Green and three other soldiers went to the home of an Iraqi family in Mahmoudiya, near a traffic checkpoint in March 2006. At the home, Green shot and killed three members of the al-Janabi family before becoming the third soldier to rape 14-year-old Abeer Qassim al-Janabi before killing her. He was convicted and sentenced in 2009.
Three other soldiers — Jesse Spielman, Paul Cortez and James Barker — are serving lengthy sentences in the military prison at Fort Leavenworth, Kan., for their roles in the attack.
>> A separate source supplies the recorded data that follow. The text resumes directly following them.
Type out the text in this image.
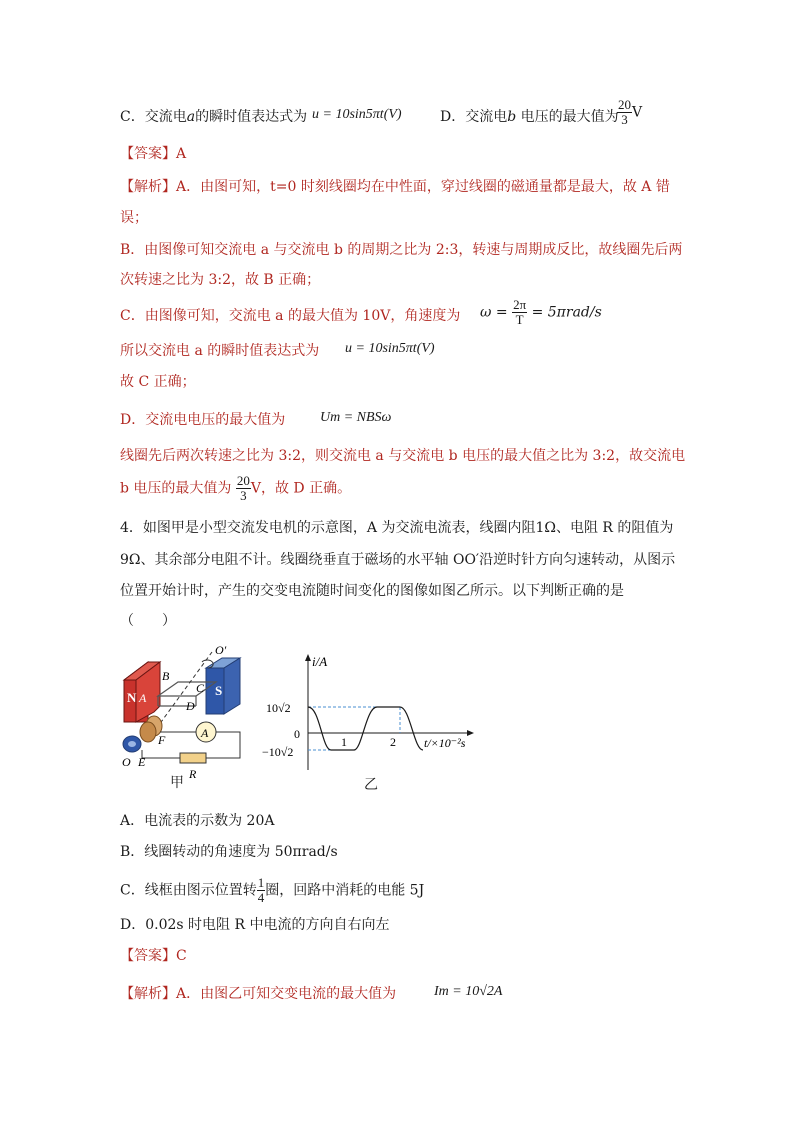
C．交流电a的瞬时值表达式为 u = 10sin5πt(V)	D．交流电b 电压的最大值为
$\frac{20}{3}$ V
【答案】A
【解析】A．由图可知，t=0 时刻线圈均在中性面，穿过线圈的磁通量都是最大，故 A 错
误；
B．由图像可知交流电 a 与交流电 b 的周期之比为 2:3，转速与周期成反比，故线圈先后两
次转速之比为 3:2，故 B 正确；
C．由图像可知，交流电 a 的最大值为 10V，角速度为 $\omega = \frac{2\pi}{T} = 5\pi rad/s$
所以交流电 a 的瞬时值表达式为 u = 10sin5πt(V)
故 C 正确；
D．交流电电压的最大值为 Um = NBSω
线圈先后两次转速之比为 3:2，则交流电 a 与交流电 b 电压的最大值之比为 3:2，故交流电
b 电压的最大值为 $\frac{20}{3}$ V，故 D 正确。
4．如图甲是小型交流发电机的示意图，A 为交流电流表，线圈内阻1Ω、电阻 R 的阻值为
9Ω、其余部分电阻不计。线圈绕垂直于磁场的水平轴 OO′沿逆时针方向匀速转动，从图示
位置开始计时，产生的交变电流随时间变化的图像如图乙所示。以下判断正确的是
（　　）
N A	S
O′
B
C
D
F
O E
A
R
甲
i/A
10√2
0
−10√2
1	2 t/×10⁻²s
乙
A．电流表的示数为 20A
B．线圈转动的角速度为 50πrad/s
C．线框由图示位置转 $\frac{1}{4}$ 圈，回路中消耗的电能 5J
D．0.02s 时电阻 R 中电流的方向自右向左
【答案】C
【解析】A．由图乙可知交变电流的最大值为	Im = 10√2A
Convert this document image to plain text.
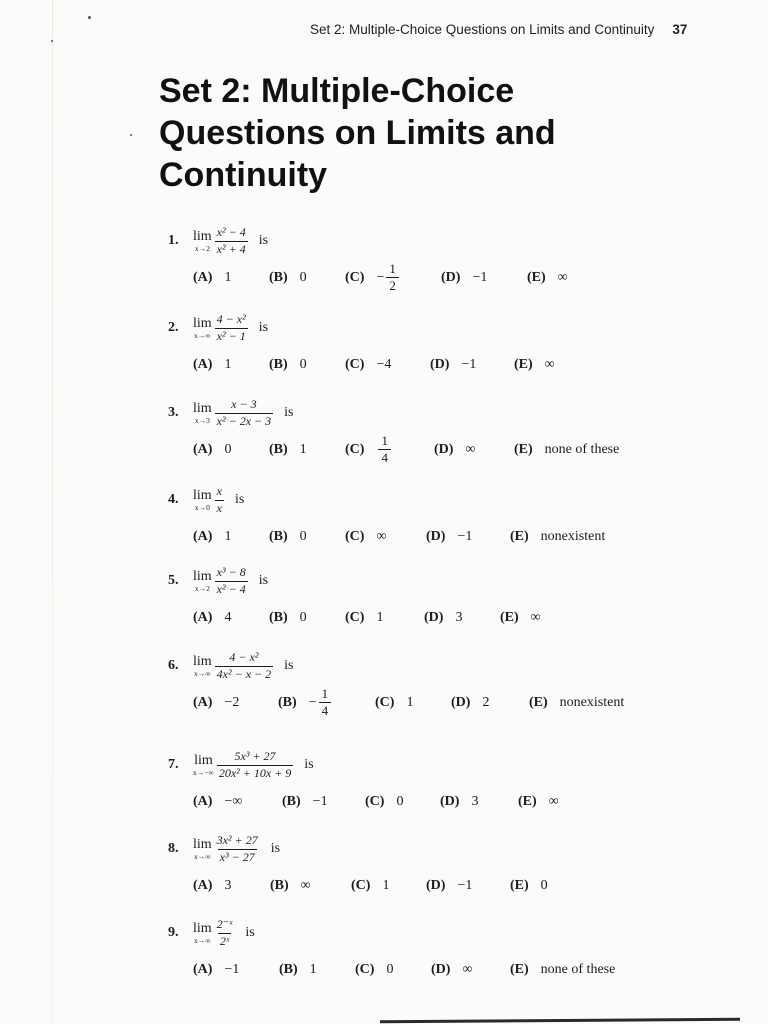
Set 2: Multiple-Choice Questions on Limits and Continuity 37
Set 2: Multiple-Choice
Questions on Limits and
Continuity
1.	lim
$x\to 2 \frac{\text{x² − 4}}{\text{x² + 4}}$ is
(A) 1	(B) 0	$(C) - \frac{1}{2}$	(D) −1	(E) ∞
2.	lim
$x\to\infty \frac{\text{4 − x²}}{\text{x² − 1}}$ is
(A) 1	(B) 0	(C) −4	(D) −1	(E) ∞
3.	lim
$x\to 3 \frac{x - 3}{\text{x² − 2x − 3}}$ is
(A) 0	(B) 1	$(C) \frac{1}{4}$	(D) ∞	(E) none of these
4.	lim
$x\to 0 \frac{x}{x}$ is
(A) 1	(B) 0	(C) ∞	(D) −1	(E) nonexistent
5.	lim
$x\to 2 \frac{\text{x³ − 8}}{\text{x² − 4}}$ is
(A) 4	(B) 0	(C) 1	(D) 3	(E) ∞
6.	lim
$x\to\infty \frac{\text{4 − x²}}{\text{4x² − x − 2}}$ is
(A) −2	$(B) - \frac{1}{4}$	(C) 1	(D) 2	(E) nonexistent
7.	lim
$x\to-\infty \frac{\text{5x³ + 27}}{\text{20x² + 10x + 9}}$ is
(A) −∞	(B) −1	(C) 0	(D) 3	(E) ∞
8.	lim
$x\to\infty \frac{\text{3x² + 27}}{\text{x³ − 27}}$ is
(A) 3	(B) ∞	(C) 1	(D) −1	(E) 0
9.	lim
$x\to\infty \frac{\text{2⁻ˣ}}{\text{2ˣ}}$ is
(A) −1	(B) 1	(C) 0	(D) ∞	(E) none of these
Each is eligible for parole in 2015.
Green was the first American soldier charged and convicted under the Military Extraterritorial Jurisdiction Act. Signed in 2000, that law gives the federal government jurisdiction to pursue criminal cases against U.S. citizens and soldiers for acts committed in foreign lands.
Green was discharged from the military in May 2006 after being found to have a personality disorder.
In multiple interviews from prison with The Associated Press, Green frequently expressed regret at taking part in the attack and frustration that he was tried and convicted in the civilian system, which does not afford inmates parole, while the others involved went through the military justice system and have a chance to be released from prison.